A vitória cavaria uma vantagem de seis pontos, que numa fase tão precoce da competição nunca seria decisiva, mas seria certamente muito determinante para as contas do título. Pelos seis pontos à maior, mas principalmente pelo élan que daria à equipa, uma jornada antes da sempre difícil deslocação a Braga.

A Luz era o espelho de tudo isto, cheia que nem um ovo, como vem sendo habitual, e vibrante de expectativa. O jogo, no entanto, destruiria toda a história que esse favoritismo anunciava. 

No início parecia amarrado, mas depressa se começou a perceber que não era o jogo que estava amarrado, mas a equipa. Passado que foi o primeiro quarto de hora, sempre com a equipa do Porto muito pressionante sobre a bola e o sobre os epaços por onde ela poderia circular, ainda se mantinha a ideia de um jogo amarrado, que mais cedo ou mais tarde se haveria de soltar. Ao início do segundo quarto de hora essa promessa pareceu ganhar forma, com o Benfica a conseguir sair daquele colete de forças que Sérgio Conceição tinha montado, a começar a conseguir fazer circular a bola e a começar a empurrar o jogo para perto da área portista.

Só que uma perda de bola de Nuno Tavares - que voltou a estar infeliz, como já sucedera no último jogo, justificando-se a entrada de André Almeida, já recuperado e no banco - acabou no primeiro canto para o Porto. E do canto, numa carambola, com o corte de Ferro a levar a bola a bater em Rúbem Dias e a ressaltar para Zé Luís fazer um golo daqueles que se chamam de sorte.

Ia a primeira parte a meio, e equipa do Benfica nunca mais se econtrou.

Esperava-se que o intervalo pudesse mudar o rumo do jogo, mas cedo se percebeu que isso não iria acontecer. Taarabt surgiu no lugar de Samaris - também pouco feliz e fisicamente debelitado depois de um choque na cabeça que o deixou no chão por alguns minutos, sem que o árbitro Jorge de Sousa interrompesse o jogo para lhe ser prestada assistência - mas não se notaram melhorias.

Até porque no primeiro quarto de hora praticamente não se jogou, quase se podendo dizer que a segunda parte começou ao minuto 60. Os jogadores do  Porto jogavam claramente com o relógio e com o resultado, coisa com que Jorge de Sousa, mesmo parecendo que se importava, mostrando por exemplo o amarelo ao guarda-redes portista por queimar tempo, não se importava nada. De cada vez que um jogador do Porto se mandava para o chão era falta. Já Rafa era ceifado, atropelado e empurrado mas, quase sempre ...nada.

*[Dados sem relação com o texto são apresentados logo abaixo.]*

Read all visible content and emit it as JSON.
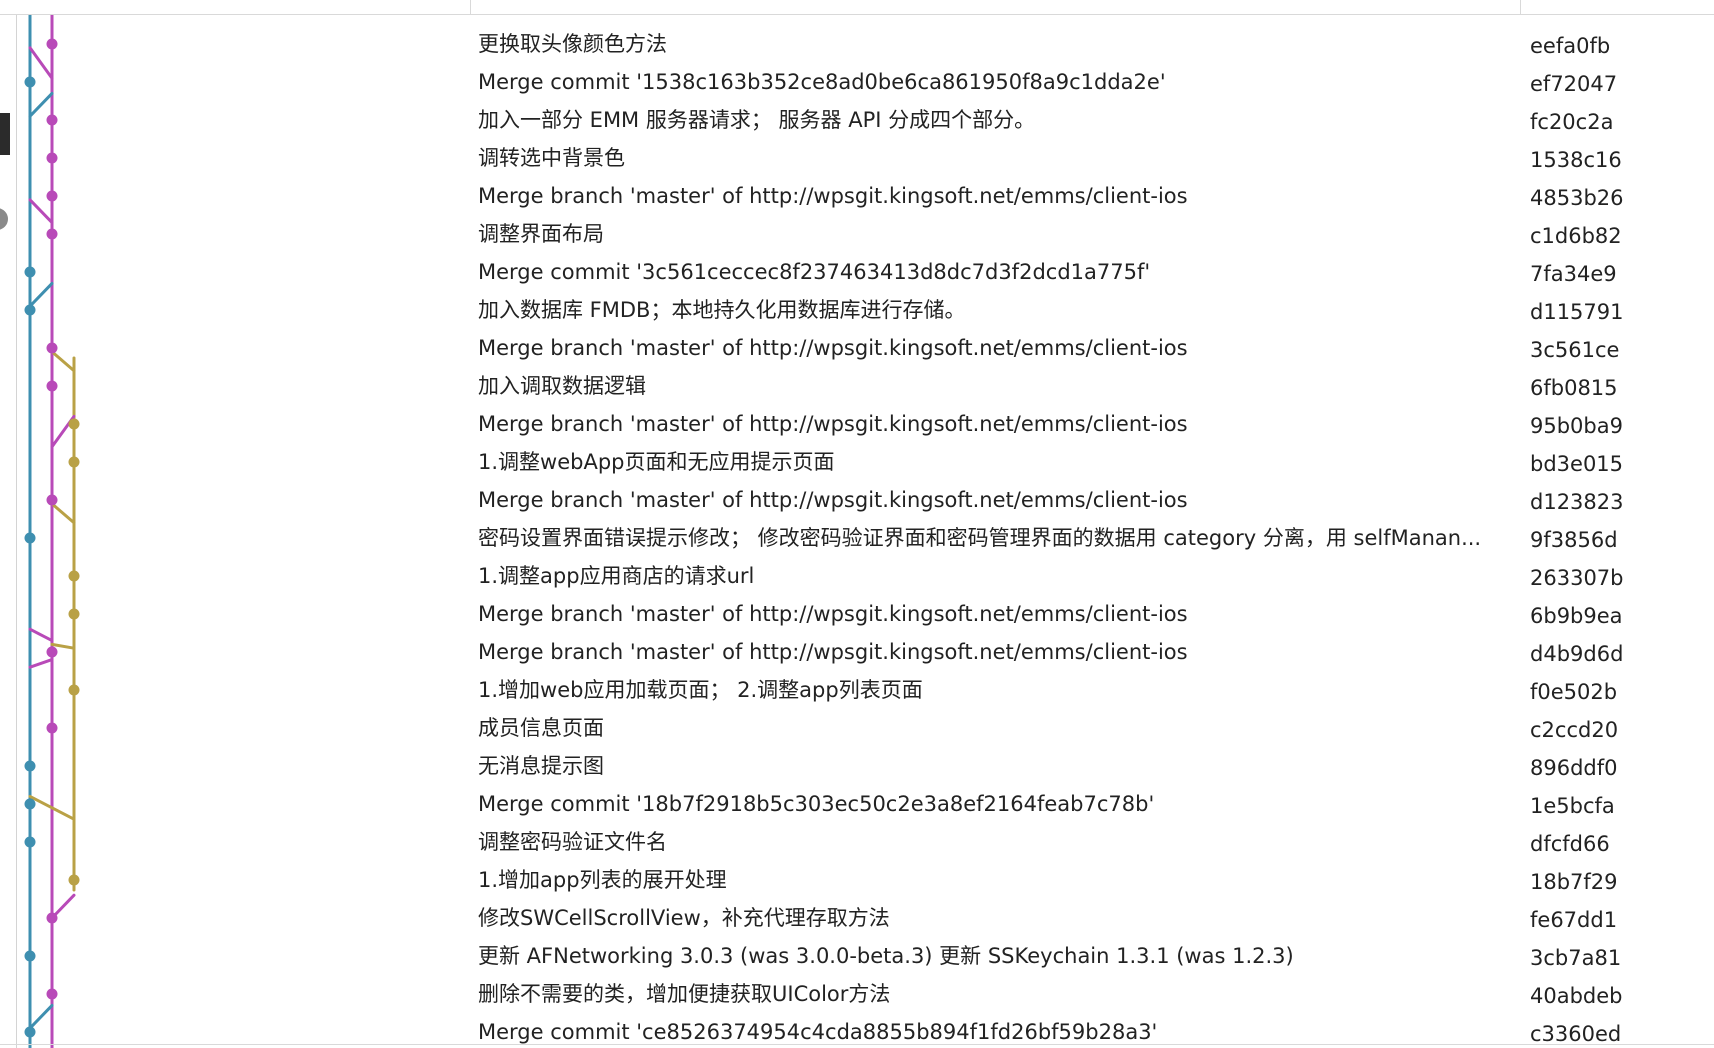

Não se pode dizer que foi pelo árbitro que o Benfica não jogou mais, e muito menos que não ganhou. Mas que foi mais uma arbitragem habilidosa, foi!

O Porto ganhou bem, e Sérgio Conceição ganhou claramente a Bruno Lage. Anulou bem o jogo interior do Benfica, que vinha sendo o ponto mais forte do futebol do Benfica, e soube aproveitar bem as circunstâncias do jogo. O Benfica nunca conseguiu mostrar capacidade de dar a volta ao jogo, até porque Bruno Lage não foi também feliz nas alterações que foi introduzindo, e que o obrigaram a desiquilibrar a equipa. 

Quando fez entrar Taarabt, o Porto parou o jogo. E Chiquinho acabou por se lesionar - e ao que parece com gravidade - já quando o Benfica tinha esgotado as substituições, pela entrada de Vinícius, já na fase de desespero. O segundo golo do Porto, por Marega - que minutos antes tinha falhado uma oportunidade idêntica - a 3 minutos dos 90, acabou por ser consequência do do desiquilíbrio da equipa, no seu forcing final, já com a jogar com dez.  

O Benfica ainda chegaria ao golo, no entanto anulado por Jorge de Sousa. Por fora de jogo, que não se percebeu, mas que o VAR confirmou. Como no último jogo tinha feito Carlos Xistra, á revelia de toda a legalidade. Está difícil que Seferovic marque. A contar!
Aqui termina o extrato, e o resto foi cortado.